Tuesday, April 4, 2023

What do our own words say about us?

This week’s Mediahuis/INM Irish regional newspapers’ columns

Michael Commane

Language, the words we use and how we use them, is simply fascinating. Some days ago I jokingly corrected a friend for finishing a sentence with a preposition. He is forever correcting me so I thought it was time for revenge. But he quickly replied with this: ‘Are we back to 19th century grammatical mores now?’

Does grammar matter, do the rules of grammar change, maybe more importantly does the meaning of words change?


There is an RTÉ radio presenter who is a stickler on words and grammar, who last week said: ‘That’s them together’, when he should have said ‘That’s they together’, indeed, it’s now common practice to say what he said. But the grammar is wrong. 


I can hear you say who cares and yes I understand that too. But do you not find it grating on the ear when people say ‘I done it’ or ‘I have went’? Or is it all a class thing?
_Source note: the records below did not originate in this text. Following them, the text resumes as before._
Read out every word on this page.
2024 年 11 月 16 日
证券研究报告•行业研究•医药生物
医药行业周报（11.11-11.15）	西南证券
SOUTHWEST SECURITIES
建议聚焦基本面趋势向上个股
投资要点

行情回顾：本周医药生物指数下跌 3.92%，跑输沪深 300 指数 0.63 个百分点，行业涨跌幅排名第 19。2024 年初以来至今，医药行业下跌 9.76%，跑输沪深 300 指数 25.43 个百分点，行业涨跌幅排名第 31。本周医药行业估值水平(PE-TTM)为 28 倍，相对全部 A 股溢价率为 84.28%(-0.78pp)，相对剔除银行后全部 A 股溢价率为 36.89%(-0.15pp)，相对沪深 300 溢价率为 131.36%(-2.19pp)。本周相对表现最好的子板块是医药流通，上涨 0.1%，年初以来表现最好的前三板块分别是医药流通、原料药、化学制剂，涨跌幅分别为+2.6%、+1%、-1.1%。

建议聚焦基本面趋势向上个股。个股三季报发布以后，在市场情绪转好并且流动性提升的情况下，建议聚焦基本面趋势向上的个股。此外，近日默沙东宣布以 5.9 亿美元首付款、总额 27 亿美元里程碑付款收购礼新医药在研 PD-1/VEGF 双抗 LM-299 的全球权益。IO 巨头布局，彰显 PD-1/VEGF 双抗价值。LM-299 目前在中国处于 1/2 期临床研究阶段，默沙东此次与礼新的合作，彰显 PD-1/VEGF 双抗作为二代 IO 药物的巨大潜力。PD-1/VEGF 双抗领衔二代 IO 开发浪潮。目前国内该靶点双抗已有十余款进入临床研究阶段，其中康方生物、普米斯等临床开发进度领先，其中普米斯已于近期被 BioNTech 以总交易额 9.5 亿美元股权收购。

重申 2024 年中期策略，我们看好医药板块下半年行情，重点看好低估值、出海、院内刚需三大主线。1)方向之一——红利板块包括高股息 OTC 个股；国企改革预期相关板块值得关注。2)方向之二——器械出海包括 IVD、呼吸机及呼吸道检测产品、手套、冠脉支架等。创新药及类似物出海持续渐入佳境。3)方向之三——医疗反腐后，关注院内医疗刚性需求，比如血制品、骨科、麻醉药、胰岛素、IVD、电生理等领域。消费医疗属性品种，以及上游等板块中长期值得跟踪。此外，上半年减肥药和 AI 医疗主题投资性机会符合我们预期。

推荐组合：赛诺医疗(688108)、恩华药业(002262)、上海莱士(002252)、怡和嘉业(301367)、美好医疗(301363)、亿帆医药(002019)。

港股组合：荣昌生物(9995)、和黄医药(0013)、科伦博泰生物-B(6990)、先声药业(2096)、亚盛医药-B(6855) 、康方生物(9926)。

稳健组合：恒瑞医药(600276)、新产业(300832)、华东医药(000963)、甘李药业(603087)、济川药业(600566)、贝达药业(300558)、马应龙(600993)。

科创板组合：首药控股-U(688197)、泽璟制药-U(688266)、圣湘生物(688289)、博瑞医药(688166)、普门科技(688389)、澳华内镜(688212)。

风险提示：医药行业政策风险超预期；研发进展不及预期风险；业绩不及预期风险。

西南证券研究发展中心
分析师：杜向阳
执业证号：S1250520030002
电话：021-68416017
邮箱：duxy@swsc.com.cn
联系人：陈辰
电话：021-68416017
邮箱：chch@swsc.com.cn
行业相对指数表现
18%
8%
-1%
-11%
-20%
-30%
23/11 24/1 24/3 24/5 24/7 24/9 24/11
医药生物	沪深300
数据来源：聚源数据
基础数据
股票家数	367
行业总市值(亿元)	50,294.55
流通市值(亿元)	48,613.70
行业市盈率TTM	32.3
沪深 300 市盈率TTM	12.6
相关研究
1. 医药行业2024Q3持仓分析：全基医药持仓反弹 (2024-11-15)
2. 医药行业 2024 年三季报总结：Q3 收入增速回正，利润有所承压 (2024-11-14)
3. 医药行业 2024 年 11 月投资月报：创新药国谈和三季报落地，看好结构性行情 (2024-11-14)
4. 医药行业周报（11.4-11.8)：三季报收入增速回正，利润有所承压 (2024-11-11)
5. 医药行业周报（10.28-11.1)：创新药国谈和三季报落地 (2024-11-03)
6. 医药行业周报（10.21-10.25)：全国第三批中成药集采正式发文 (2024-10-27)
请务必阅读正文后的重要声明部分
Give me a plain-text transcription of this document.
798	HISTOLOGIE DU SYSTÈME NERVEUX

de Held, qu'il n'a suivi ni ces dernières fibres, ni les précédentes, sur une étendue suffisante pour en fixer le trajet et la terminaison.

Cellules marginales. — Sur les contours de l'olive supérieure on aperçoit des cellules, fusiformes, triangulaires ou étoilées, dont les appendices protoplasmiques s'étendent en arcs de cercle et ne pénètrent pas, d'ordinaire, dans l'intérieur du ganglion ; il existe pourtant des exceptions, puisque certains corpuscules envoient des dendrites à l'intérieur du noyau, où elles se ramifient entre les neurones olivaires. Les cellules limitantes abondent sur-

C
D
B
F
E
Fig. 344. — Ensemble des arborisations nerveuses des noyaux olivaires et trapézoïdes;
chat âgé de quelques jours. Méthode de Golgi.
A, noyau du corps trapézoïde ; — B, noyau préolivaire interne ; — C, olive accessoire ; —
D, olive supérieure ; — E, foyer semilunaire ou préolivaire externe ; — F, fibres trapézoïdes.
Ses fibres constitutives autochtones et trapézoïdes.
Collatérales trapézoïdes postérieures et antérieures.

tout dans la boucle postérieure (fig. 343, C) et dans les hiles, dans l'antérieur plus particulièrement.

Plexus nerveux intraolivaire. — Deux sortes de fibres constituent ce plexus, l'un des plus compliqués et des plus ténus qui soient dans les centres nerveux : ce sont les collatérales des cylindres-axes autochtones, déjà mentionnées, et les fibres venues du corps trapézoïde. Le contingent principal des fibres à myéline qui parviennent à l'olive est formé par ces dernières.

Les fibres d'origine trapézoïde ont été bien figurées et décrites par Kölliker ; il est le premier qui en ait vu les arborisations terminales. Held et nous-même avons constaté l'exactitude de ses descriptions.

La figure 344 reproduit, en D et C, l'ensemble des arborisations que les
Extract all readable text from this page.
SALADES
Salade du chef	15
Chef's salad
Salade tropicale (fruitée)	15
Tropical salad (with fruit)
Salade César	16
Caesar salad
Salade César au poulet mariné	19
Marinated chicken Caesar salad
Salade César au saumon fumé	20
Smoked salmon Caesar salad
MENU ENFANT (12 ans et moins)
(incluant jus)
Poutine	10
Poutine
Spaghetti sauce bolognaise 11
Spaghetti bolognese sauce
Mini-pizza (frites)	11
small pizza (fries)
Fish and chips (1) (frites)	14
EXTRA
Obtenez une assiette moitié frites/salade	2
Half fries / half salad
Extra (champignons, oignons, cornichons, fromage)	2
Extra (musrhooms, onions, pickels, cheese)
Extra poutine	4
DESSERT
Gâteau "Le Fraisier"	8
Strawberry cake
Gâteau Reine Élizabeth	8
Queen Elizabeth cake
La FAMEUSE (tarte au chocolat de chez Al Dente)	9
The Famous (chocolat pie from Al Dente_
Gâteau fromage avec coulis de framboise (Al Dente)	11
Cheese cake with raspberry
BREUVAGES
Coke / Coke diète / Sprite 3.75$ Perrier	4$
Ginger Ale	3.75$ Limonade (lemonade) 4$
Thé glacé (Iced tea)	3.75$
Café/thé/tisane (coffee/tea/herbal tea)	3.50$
I told you, language, or at least our use of it, is intriguing.


What about the use of foul or bad language? There are those who say they are only words. Last week a work colleague was telling a few of us how her 12-year-old son had come home from school and asked her what was wrong with ‘swear words’. An interesting conversation followed. I think some of us said that ‘swear words’ or bad language conveys or expresses anger and violence. There is also an element of rudeness or vulgarity attached to bad language.


After all doesn’t the adjective ‘bad’ explain it all in one simple three-letter word?

 

But we did have an interesting conversation and it developed into a wider discussion on the words we use.


Later that same day I was on the upper deck of a bus, sitting behind me were a young couple, probably in their 20s. For the best part of 20 minutes I was subjected to a continuous flow of foul or bad language. It is no exaggeration to say that every second word from the young woman’s lips began with an F. 


And there were worse than that. I had no intentions of turning around and asking them to desist, scared that I could get myself into serious trouble. They were not at all bickering with each other, indeed, they were enjoying their chat. I’m asking myself has the F-word become a normal part of our vocabulary. 


For the 20 minutes or so that I was forced to hear what they were saying I found myself getting annoyed, maybe even angry with them. Why was that? I honestly don’t know except that I sure do know I was getting annoyed.


During one of the Dáil debates on the housing crisis the leader of Sinn Féin, Mary Lou McDonald said: ‘Jesus, Mary and Joseph’. I’m wondering is that acceptable parliamentary language?


I’m reminded of George Washington’s words: ‘The foolish and wicked practice of profane cursing and swearing is a vice so mean and low that every person of sense and character detests and despises it.’


Or is it, as my friend tells me, I am back in the 19th century? Is language all the time evolving? Or might it be that the words we use are often an indication of who we are and what we might stand for. See, there I am again, finishing a sentence on a preposition.